30年あまり続いた平成時代が終わって、新しい時代になった。
子供の頃、明治時代に生まれた人に会うと遠い昔の話だと感じたけど、これから生まれてくる子供たちから見ると僕らもそう見えるのかなと、少し不思議な感覚。
 
昭和天皇崩御のニュースを見た時に、子供心に「何がどうなるんだろう」と不安を覚えたことを記憶していて、僕の平成は不安から始まった。中学校の頃に起きた阪神大震災、地下鉄サリン事件、就職超氷河期、そして東日本大震災。
 
私たちは戦争経験者ではないかもしれないけど、たくさんの不安な出来事に直面しながらも、前を向いて進んできた強い世代だ。
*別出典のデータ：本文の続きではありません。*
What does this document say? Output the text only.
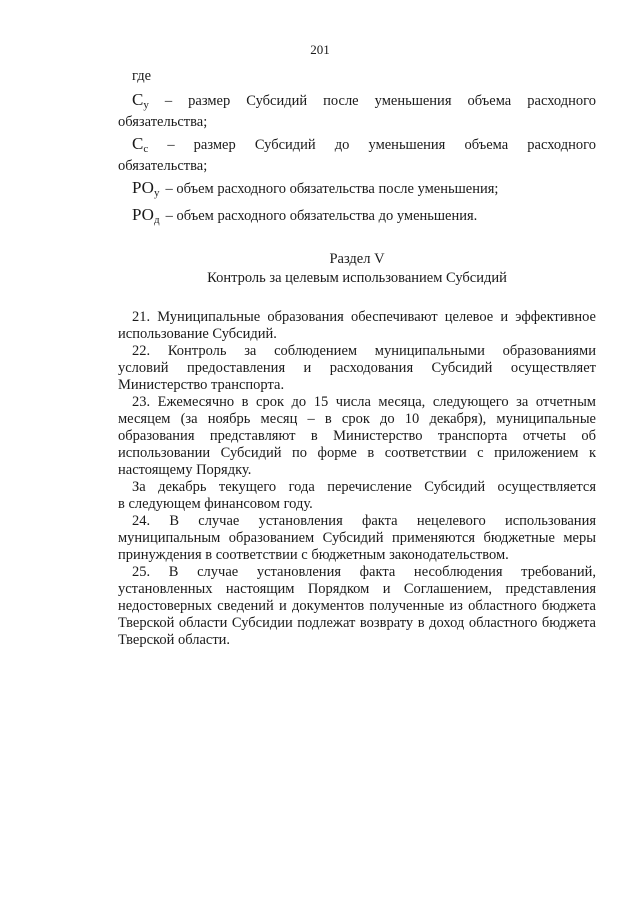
201

где

$C_у$ – размер Субсидий после уменьшения объема расходного

обязательства;

$C_с$ – размер Субсидий до уменьшения объема расходного

обязательства;

$РО_у$ – объем расходного обязательства после уменьшения;
$РО_д$ – объем расходного обязательства до уменьшения.

Раздел V

Контроль за целевым использованием Субсидий

21. Муниципальные образования обеспечивают целевое и эффективное

использование Субсидий.

22. Контроль за соблюдением муниципальными образованиями

условий предоставления и расходования Субсидий осуществляет

Министерство транспорта.

23. Ежемесячно в срок до 15 числа месяца, следующего за отчетным

месяцем (за ноябрь месяц – в срок до 10 декабря), муниципальные

образования представляют в Министерство транспорта отчеты об

использовании Субсидий по форме в соответствии с приложением к

настоящему Порядку.

За декабрь текущего года перечисление Субсидий осуществляется

в следующем финансовом году.

24. В случае установления факта нецелевого использования

муниципальным образованием Субсидий применяются бюджетные меры

принуждения в соответствии с бюджетным законодательством.

25. В случае установления факта несоблюдения требований,

установленных настоящим Порядком и Соглашением, представления

недостоверных сведений и документов полученные из областного бюджета

Тверской области Субсидии подлежат возврату в доход областного бюджета

Тверской области.
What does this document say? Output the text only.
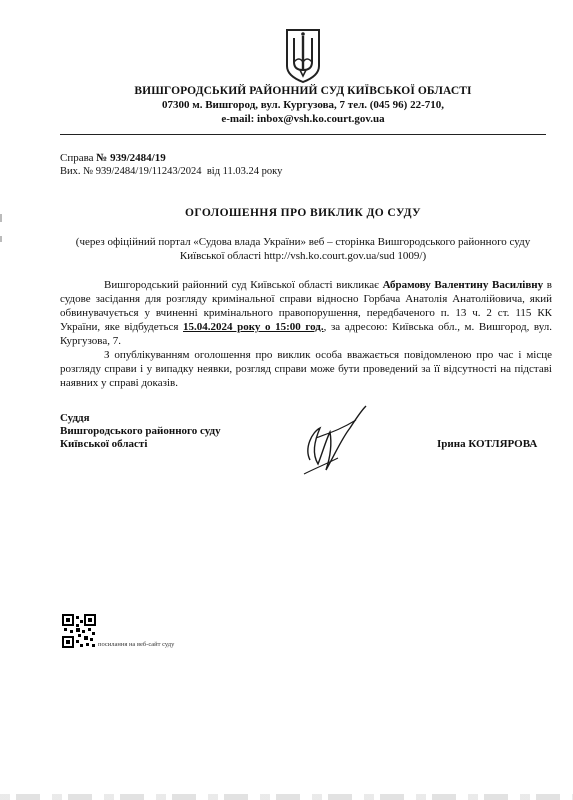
ВИШГОРОДСЬКИЙ РАЙОННИЙ СУД КИЇВСЬКОЇ ОБЛАСТІ
07300 м. Вишгород, вул. Кургузова, 7 тел. (045 96) 22-710,
e-mail: inbox@vsh.ko.court.gov.ua
Справа № 939/2484/19
Вих. № 939/2484/19/11243/2024 від 11.03.24 року
ОГОЛОШЕННЯ ПРО ВИКЛИК ДО СУДУ
(через офіційний портал «Судова влада України» веб – сторінка Вишгородського районного суду Київської області http://vsh.ko.court.gov.ua/sud 1009/)

Вишгородський районний суд Київської області викликає Абрамову Валентину Василівну в судове засідання для розгляду кримінальної справи відносно Горбача Анатолія Анатолійовича, який обвинувачується у вчиненні кримінального правопорушення, передбаченого п. 13 ч. 2 ст. 115 КК України, яке відбудеться 15.04.2024 року о 15:00 год., за адресою: Київська обл., м. Вишгород, вул. Кургузова, 7.

З опублікуванням оголошення про виклик особа вважається повідомленою про час і місце розгляду справи і у випадку неявки, розгляд справи може бути проведений за її відсутності на підставі наявних у справі доказів.

Суддя
Вишгородського районного суду
Київської області	Ірина КОТЛЯРОВА
посилання на веб-сайт суду
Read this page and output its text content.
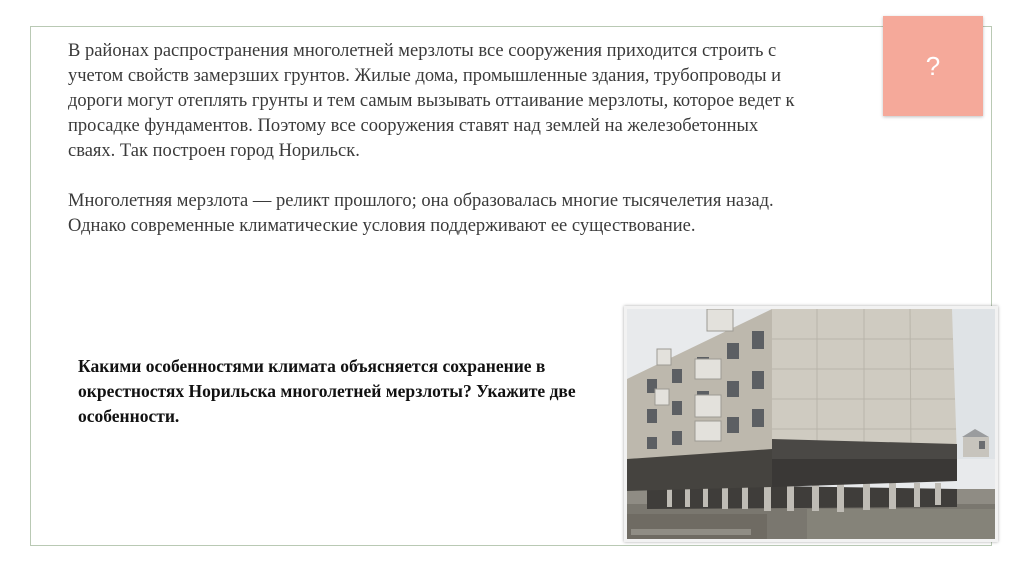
?

В районах распространения многолетней мерзлоты все сооружения приходится строить с учетом свойств замерзших грунтов. Жилые дома, промышленные здания, трубопроводы и дороги могут отеплять грунты и тем самым вызывать оттаивание мерзлоты, которое ведет к просадке фундаментов. Поэтому все сооружения ставят над землей на железобетонных сваях. Так построен город Норильск.

Многолетняя мерзлота — реликт прошлого; она образовалась многие тысячелетия назад. Однако современные климатические условия поддерживают ее существование.

Какими особенностями климата объясняется сохранение в окрестностях Норильска многолетней мерзлоты? Укажите две особенности.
皮肉なことに、不安というものを知っているからこそ、安心というものが何かを知ることができた。だから今、こうして静かな部屋の中でペンを執れるということは、色々あったけどそれなりに充実した平成時代を過ごしてこれた証だと思う。
 
多分色々な人たちのたくさんの努力があったからこそ、争いのないこの平和な時代を過ごすことができたんだと思う。
 
ちょうど20年前に、僕は高校を卒業して就職した。今頃は社内の研修が終わってひと段落していた頃。休みと言えば仕事のことも忘れて遊んでいた。その時に一番考えていたことは車が欲しいということだったと思う。試験勉強をやらなくてもいい、学校に行かなくてもいいという引き換えに、休みが少なくなって、給料も学生時代に想像していたよりも全然貰えないなぁと思っていた。毎年の昇給も少しだけで、今思えばあの頃から年功序列という仕組み自体が無くなり始めていた。
 
若い子たちよりも僕たち世代の方が「SNS映え」に敏感な気がするけど、それはやっぱり日常の不安や苦労の吐け口は「充実している」と外に振り撒き「共感」してもらうことで、少しでも不安な気持ちを少なくしたいと無意識に願ったからなのかもしれない。そんな気持ちは、その時代を過ごしてきた人たちにしかわからないことなのかもしれないけど、やっぱり僕たちの平成ってそんな時代だった気がする。
 
良いか悪いかを判断するのは今でなくても良い気がする。
最期に報われたと思うのかも知れないし、その終わりの日は人によって違う。だから、他人をコントロールしようとするではなく、他人の目ばかりを気にして他人の時間を生きるのではなく、自分で考えた自分の時間を生きて、後悔しても納得できる時間を過ごしたい。
 
そして争いに勝つために強くなるのではなく、争わないためにもっと強くなりたい。そして強くなることで優しくなりたい。大変な時代だったからこそ、次の時代は幸せを願いたい。